Zell am See. Fast die Hälfte der potenziellen Hotelgäste wird 2020 mit der Digitalisierung aufgewachsen sein, mehr als die Hälfte aller Hotelbuchungen werden schon heute online abgeschlossen. Diesem Paradigmenwechsel steht eine Branche gegenüber, in der sich nicht einmal die Hälfte der 667 befragten Betriebe in Deutschland, Schweiz und Österreich als „digital fortgeschritten“ bezeichnet. Das ergab eine am Montag im Rahmen des österreichischen Hotelierkongresses in Zell am See präsentierte internationale Studie von Roland Berger und der Österreichischen Hoteliervereinigung (ÖHV).
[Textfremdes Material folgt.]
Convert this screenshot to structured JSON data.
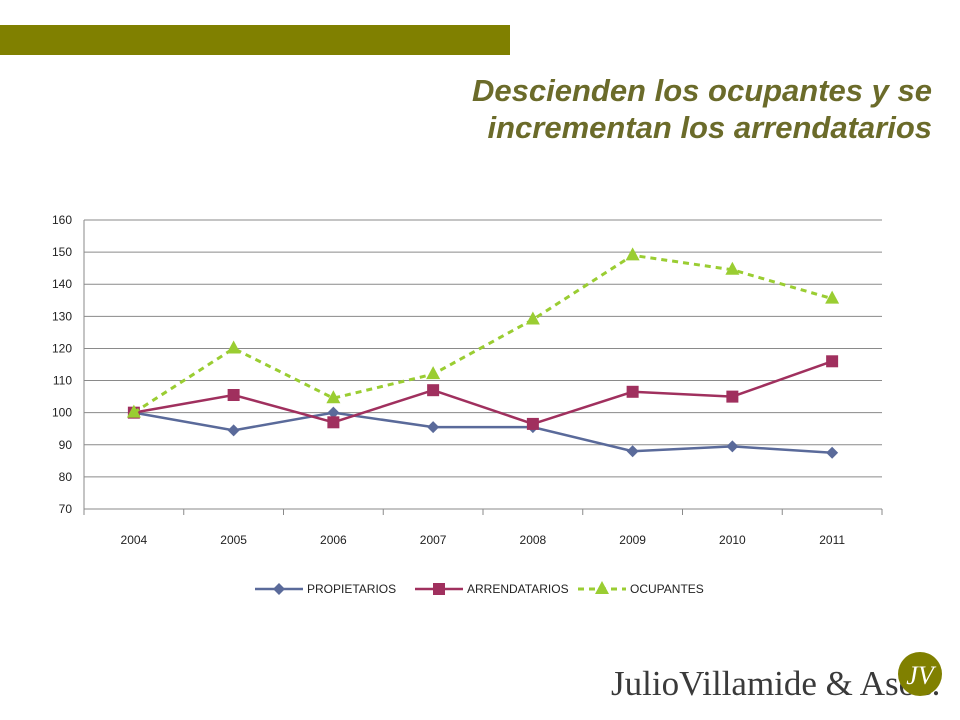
{
  "slide": {
    "title_line1": "Descienden los ocupantes y se",
    "title_line2": "incrementan los arrendatarios",
    "logo_text": "JulioVillamide & Asoc.",
    "logo_monogram": "JV",
    "accent_color": "#808000",
    "title_color": "#6b6b2a"
  },
  "chart_data": {
    "type": "line",
    "categories": [
      "2004",
      "2005",
      "2006",
      "2007",
      "2008",
      "2009",
      "2010",
      "2011"
    ],
    "ylim": [
      70,
      160
    ],
    "yticks": [
      "160",
      "150",
      "140",
      "130",
      "120",
      "110",
      "100",
      "90",
      "80",
      "70"
    ],
    "grid": true,
    "legend": "bottom",
    "series": [
      {
        "name": "PROPIETARIOS",
        "color": "#5a6a9a",
        "marker": "diamond",
        "dash": "solid",
        "values": [
          100,
          94.5,
          100,
          95.5,
          95.5,
          88,
          89.5,
          87.5
        ]
      },
      {
        "name": "ARRENDATARIOS",
        "color": "#a0305e",
        "marker": "square",
        "dash": "solid",
        "values": [
          100,
          105.5,
          97,
          107,
          96.5,
          106.5,
          105,
          116
        ]
      },
      {
        "name": "OCUPANTES",
        "color": "#9acd32",
        "marker": "triangle",
        "dash": "dashed",
        "values": [
          100,
          120,
          104.5,
          112,
          129,
          149,
          144.5,
          135.5
        ]
      }
    ]
  }
}
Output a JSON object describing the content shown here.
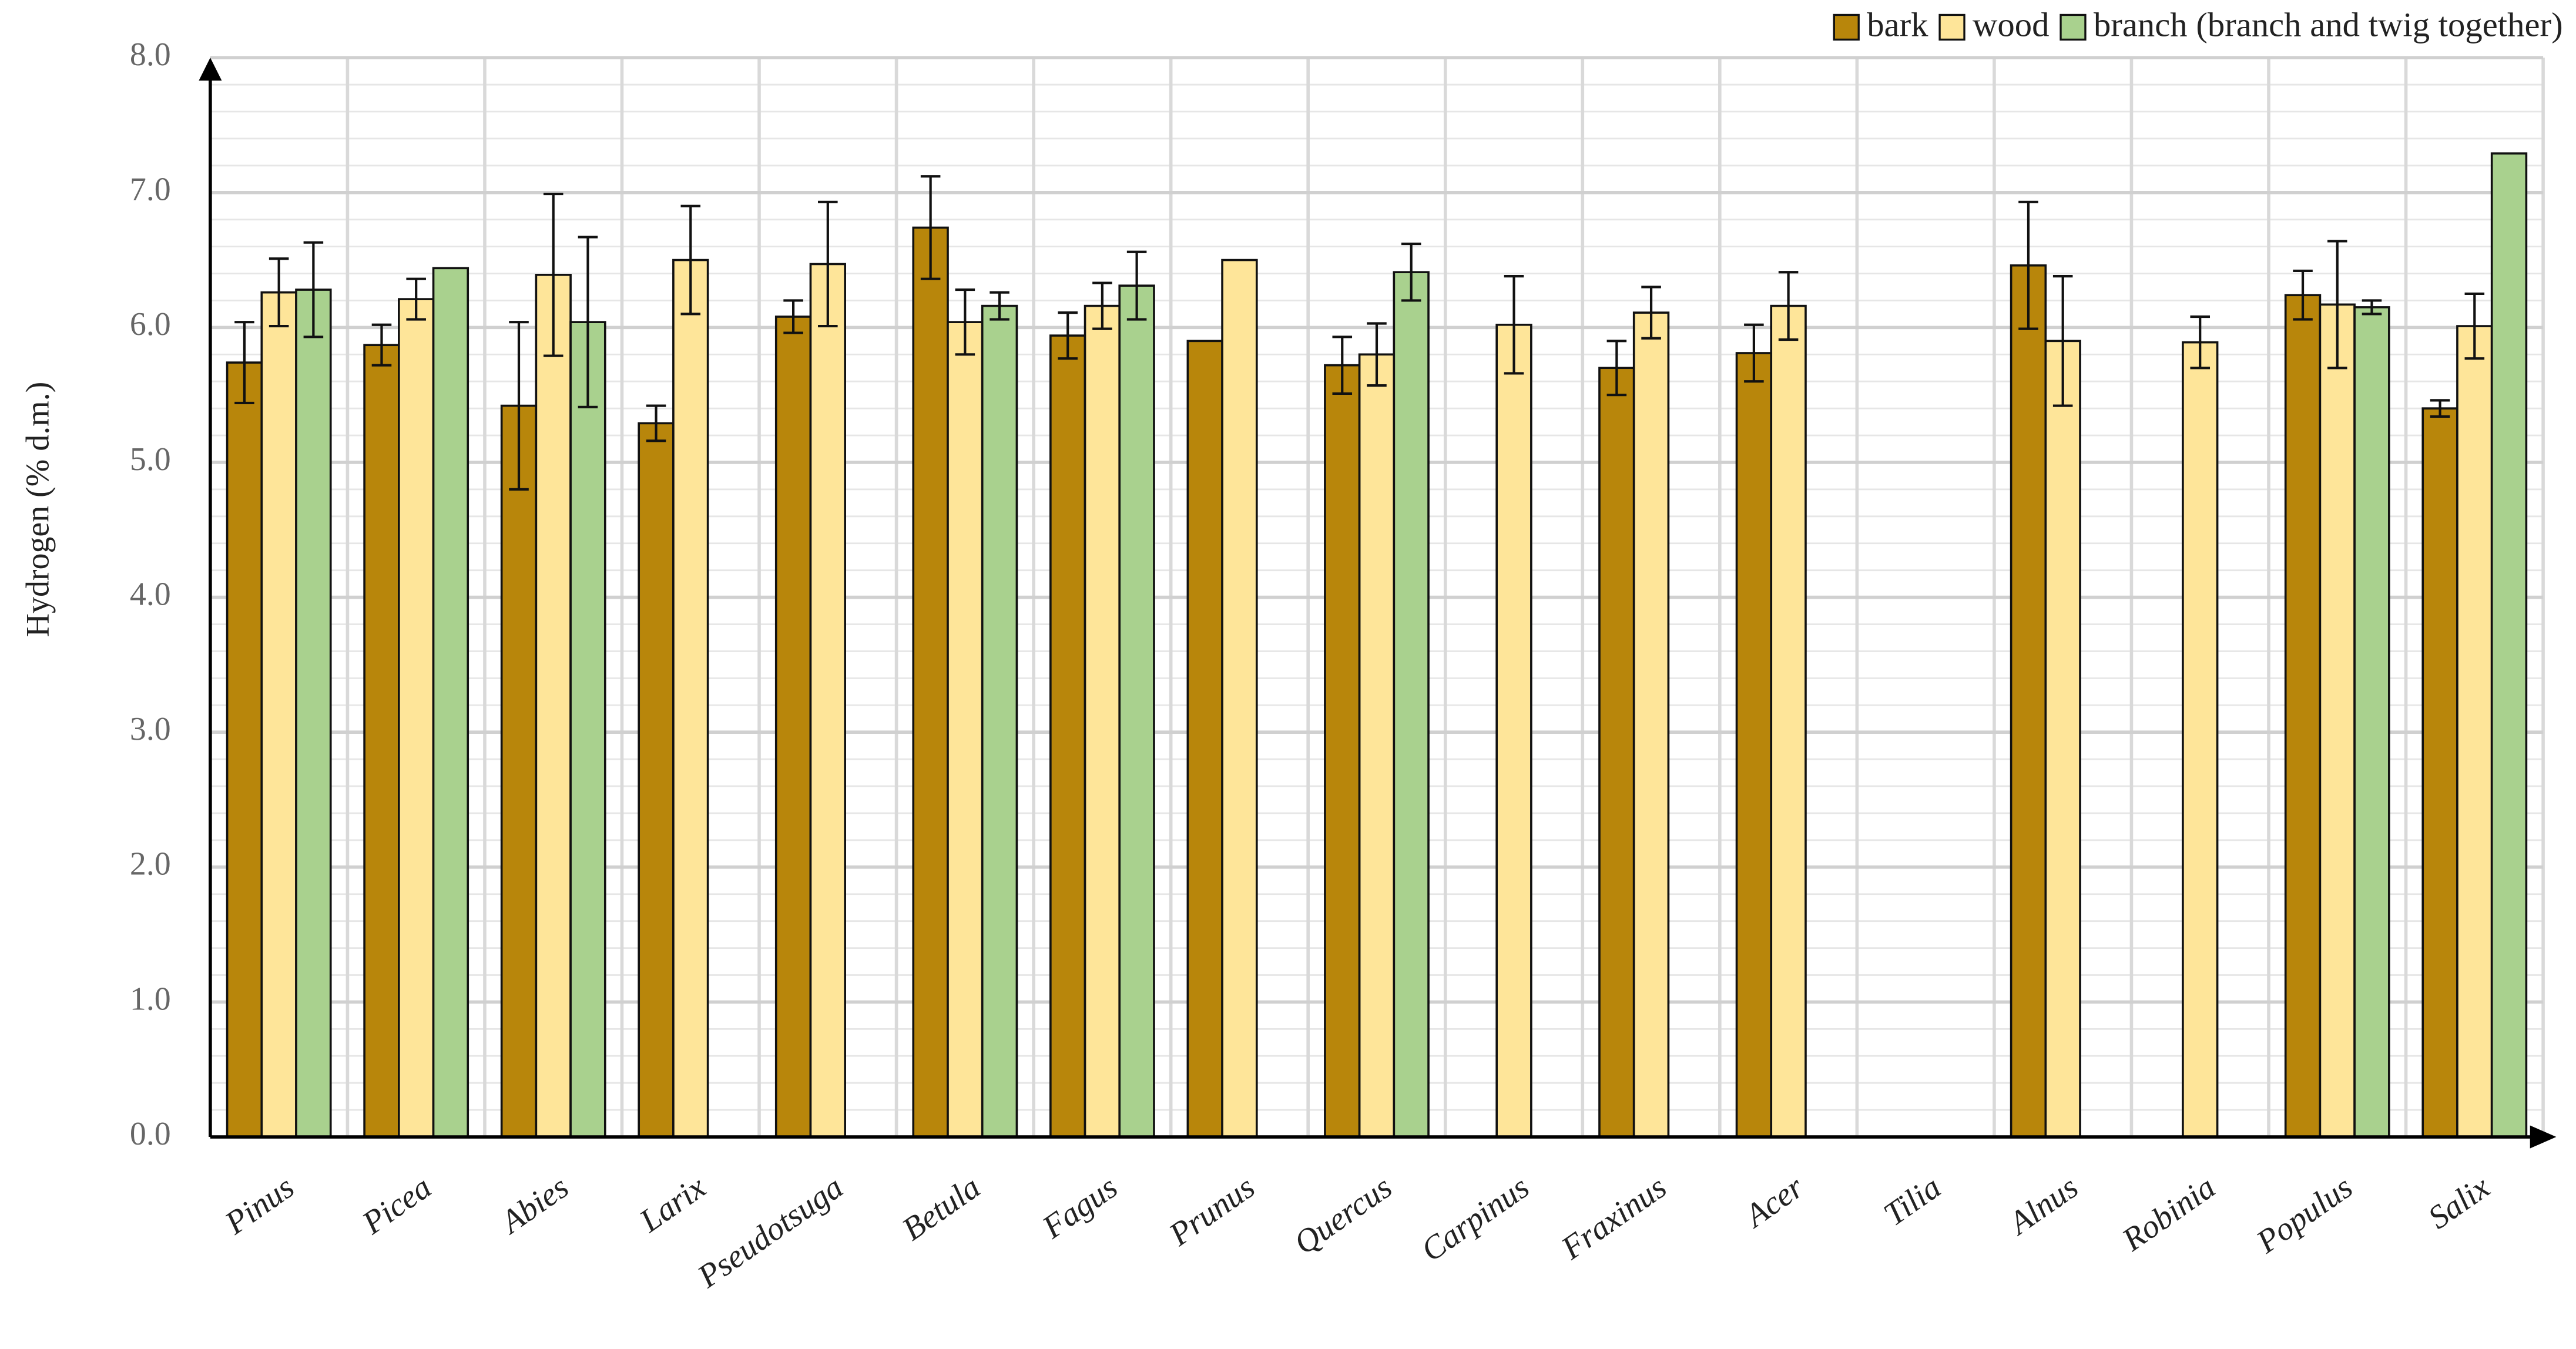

„Es braucht eine exakte Positionierung auf kleinstem Raum“, sagt Studienautor Vladimir Preveden. Denn Buchungen mittels mobiler Endgeräte und Videowerbungen über Kanäle wie YouTube „heben 2016 ab“. Da ist es natürlich ein Pferdefuß, dass soziale Medien mit Ausnahme von Facebook für die meisten Hoteliers Neuland sind. „Ein Viertel möchte YouTube in den nächsten drei Jahren einsetzen, da wird es zu spät sein“, sagt Preveden.

Wie suchen Touristen?

Er verweist auf eine Google-Studie vom Herbst 2015, die das Suchverhalten vor Reiseantritt erhob. An den ersten Stellen standen Suchmaschinen, die eigene Hotel-Homepage, dann YouTube – und erst an fünfter Buchungsplattformen wie Booking.com. Daran werde, so Preveden, deutlich: „Sie sind nicht die Schlimmen, die alles wegnehmen, denn die ersten drei kann ich entschieden für mich nutzen.“

Die Feindbilder Booking.com und Konsorten sollten bei richtiger Umsetzung gezielt eingespannt werden können, nicht umgekehrt den Hotelier mit Preisbindungen vor sich her treiben, erklärt der Experte. Trotzdem pocht die Österreichische Hoteliervereinigung auf Rechtssicherheit im Umgang mit Booking.com, Airbnb und Co. Gegen ersteres Unternehmen überlege man sogar, wegen wettbewerbsschädigender Vertragsklauseln gemeinsam mit dem WKO-Fachverband Hotellerie vor das Kartellgericht zu ziehen, sollte die Wettbewerbsbehörde nicht bald tätig werden, erklärt Markus Gratzer, Generalsekretär der ÖHV, im Rahmen der Studienpräsentation: „Frankreich regelt das gesetzlich, das ist die Benchmark.“

Neben einer Perfektionierung des digitalen Auftritts sieht Preveden die Lehre aus der Studie im Umdenken hin zu einem langfristigen, individuellen Gästekontakt. „Customer Journey“ nennt sich die Reise des Kunden von der Suche der Destination bis hin zum Feedback danach. 24 Tage und 21 Berührungspunkte würden dem Hotelier hier geboten, um den Gast von sich zu überzeugen. Angesichts der Tatsache, dass 65 Prozent zu Beginn nicht einmal eine Ahnung haben, wohin es im Urlaub gehen soll, liege noch viel ungenütztes Potenzial brach. „Dank der digitalen Mittel besteht erstmals die Chance, den Gast nicht nur mit einem standardisierten Newsletter zum Zeitpunkt der Buchung anzusprechen.“ So könne man eine Beziehung zum Kunden aufbauen, Preisgarantie kommunizieren – und biete Booking.com und Co. weniger Einfallstore.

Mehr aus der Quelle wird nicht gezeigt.